Enough! To be defensive is not New Orleans, and for sure not Mardi Gras.
Mardi Gras, I would have told that man, is two weeks of parades unconnected to Bourbon Street, through neighborhoods, attended by families. Families pleading, to be sure, for baubles to be thrown. But flashing? No. And, in the parades we find flambeau bearers; and floats in the shape of, for instance, a thirty-foot-high stiletto-heel shoe; and lots of high-school marching bands. You could probably see more bare titties per capita on a given night in the streets of Poughkeepsie.

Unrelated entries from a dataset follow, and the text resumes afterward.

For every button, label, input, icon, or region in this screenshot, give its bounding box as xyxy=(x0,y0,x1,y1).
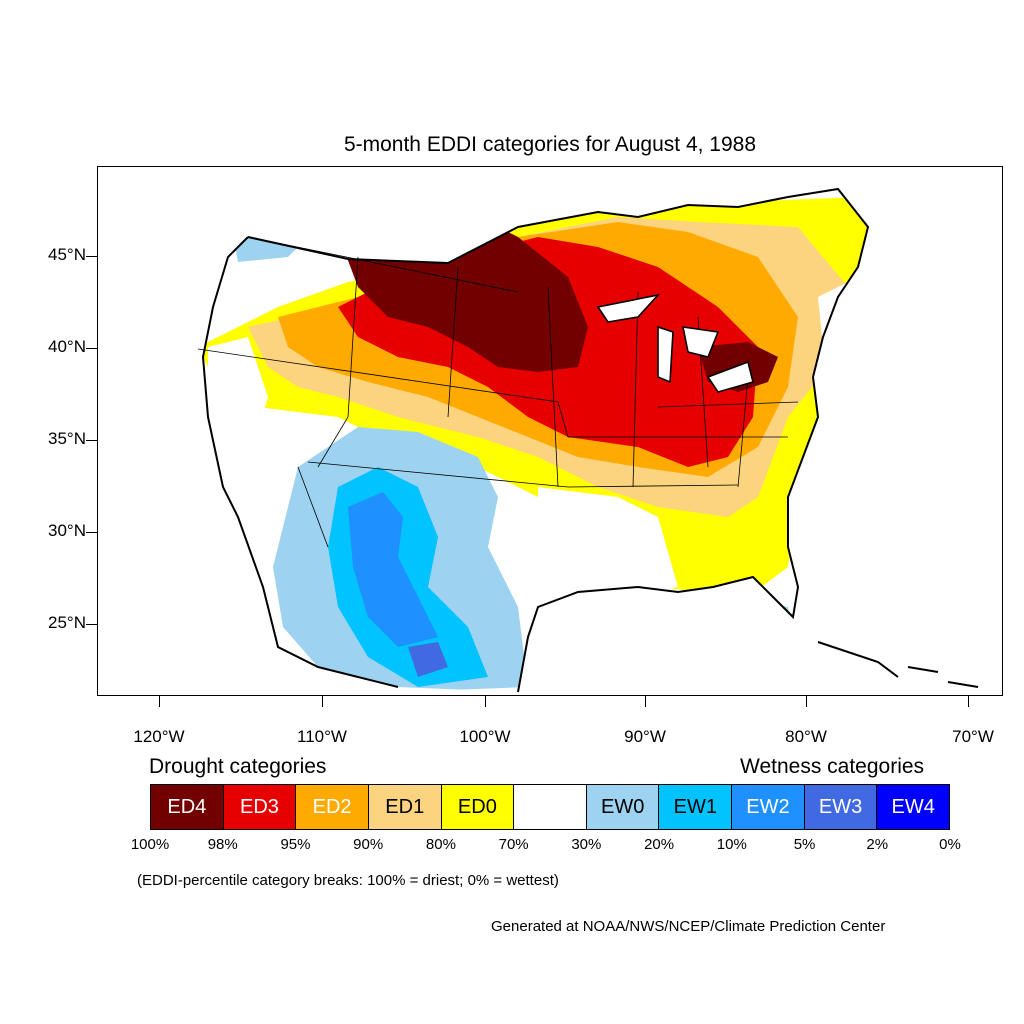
percentile-label: 5% xyxy=(793,836,816,853)
wetness-categories-heading: Wetness categories xyxy=(740,755,925,778)
lat-tick xyxy=(86,348,97,349)
lat-label-25n: 25°N xyxy=(48,613,86,632)
legend-color-bar: ED4 ED3 ED2 ED1 ED0 EW0 EW1 EW2 EW3 EW4 xyxy=(150,784,950,830)
swatch-label: EW4 xyxy=(891,795,935,818)
lat-label-45n: 45°N xyxy=(48,245,86,264)
lat-label-35n: 35°N xyxy=(48,429,86,448)
percentile-label: 100% xyxy=(130,836,170,853)
lat-tick xyxy=(86,624,97,625)
swatch-label: EW3 xyxy=(818,795,863,818)
coastline xyxy=(201,187,870,693)
caribbean-islands xyxy=(817,641,979,688)
lon-tick xyxy=(806,696,807,707)
legend-swatch-ew3: EW3 xyxy=(804,785,878,829)
percentile-label: 0% xyxy=(939,836,961,853)
eddi-map xyxy=(197,187,979,693)
percentile-label: 30% xyxy=(571,836,602,853)
legend-swatch-ew2: EW2 xyxy=(732,785,805,829)
lat-tick xyxy=(86,532,97,533)
swatch-label: EW1 xyxy=(673,795,717,818)
legend-swatch-ed0: ED0 xyxy=(441,785,515,829)
swatch-label: ED2 xyxy=(312,795,352,818)
map-title: 5-month EDDI categories for August 4, 19… xyxy=(343,133,757,156)
legend-swatch-neutral xyxy=(514,785,587,829)
lon-label-90w: 90°W xyxy=(624,727,666,746)
category-breaks-note: (EDDI-percentile category breaks: 100% =… xyxy=(137,872,559,889)
map-panel xyxy=(97,166,1003,696)
drought-categories-heading: Drought categories xyxy=(149,755,327,778)
lon-label-70w: 70°W xyxy=(952,727,994,746)
swatch-label: EW2 xyxy=(746,795,790,818)
lon-tick xyxy=(159,696,160,707)
legend-swatch-ed2: ED2 xyxy=(296,785,369,829)
lat-label-40n: 40°N xyxy=(48,337,86,356)
credit-line: Generated at NOAA/NWS/NCEP/Climate Predi… xyxy=(491,918,886,935)
lat-tick xyxy=(86,256,97,257)
ew2-region xyxy=(348,492,438,647)
swatch-label: EW0 xyxy=(600,795,645,818)
lon-tick xyxy=(485,696,486,707)
lat-label-30n: 30°N xyxy=(48,521,86,540)
legend-swatch-ew1: EW1 xyxy=(659,785,733,829)
percentile-label: 10% xyxy=(716,836,747,853)
percentile-label: 80% xyxy=(425,836,456,853)
eddi-category-fill xyxy=(203,197,868,692)
lon-tick xyxy=(322,696,323,707)
swatch-label: ED3 xyxy=(240,795,279,818)
legend-swatch-ed3: ED3 xyxy=(223,785,297,829)
percentile-label: 98% xyxy=(207,836,238,853)
neutral-southeast xyxy=(538,487,678,597)
percentile-label: 90% xyxy=(353,836,384,853)
legend-swatch-ew0: EW0 xyxy=(586,785,660,829)
lat-tick xyxy=(86,440,97,441)
neutral-west xyxy=(208,337,268,487)
lon-label-100w: 100°W xyxy=(459,727,511,746)
lon-label-80w: 80°W xyxy=(785,727,827,746)
legend-swatch-ew4: EW4 xyxy=(877,785,950,829)
legend-swatch-ed1: ED1 xyxy=(368,785,442,829)
swatch-label: ED1 xyxy=(385,795,425,818)
lon-label-110w: 110°W xyxy=(297,727,347,746)
lon-tick xyxy=(968,696,969,707)
lon-tick xyxy=(645,696,646,707)
percentile-label: 20% xyxy=(644,836,675,853)
swatch-label: ED0 xyxy=(457,795,497,818)
swatch-label: ED4 xyxy=(167,795,207,818)
lon-label-120w: 120°W xyxy=(133,727,185,746)
ew3-region xyxy=(408,642,448,677)
percentile-label: 95% xyxy=(280,836,311,853)
legend-swatch-ed4: ED4 xyxy=(151,785,224,829)
percentile-label: 2% xyxy=(866,836,889,853)
percentile-label: 70% xyxy=(498,836,529,853)
great-lakes xyxy=(596,293,754,393)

Mardi Gras day is of course special. I might have told how the missus and I try to plan our day to catch sight of some elaborately homemade-costumed Mardi Gras Indians ritually confronting each other; and a pork-chop sandwich; and also the sweetly loopy St. Anne parade when it hits Canal Street just as—ideally—the absurdly majestic Rex parade arrives from the other direction; and also to catch, with luck, coconuts from the Krewe of Zulu.
Then we meet a bunch of creatively lively but unprepossessing friends for dinner at a location already too jam-packed on Mardi Gras night for me to tell you where.
But how did that guy in the airport know I was planning to mask, as we say, in inflated pants with bulldog attached?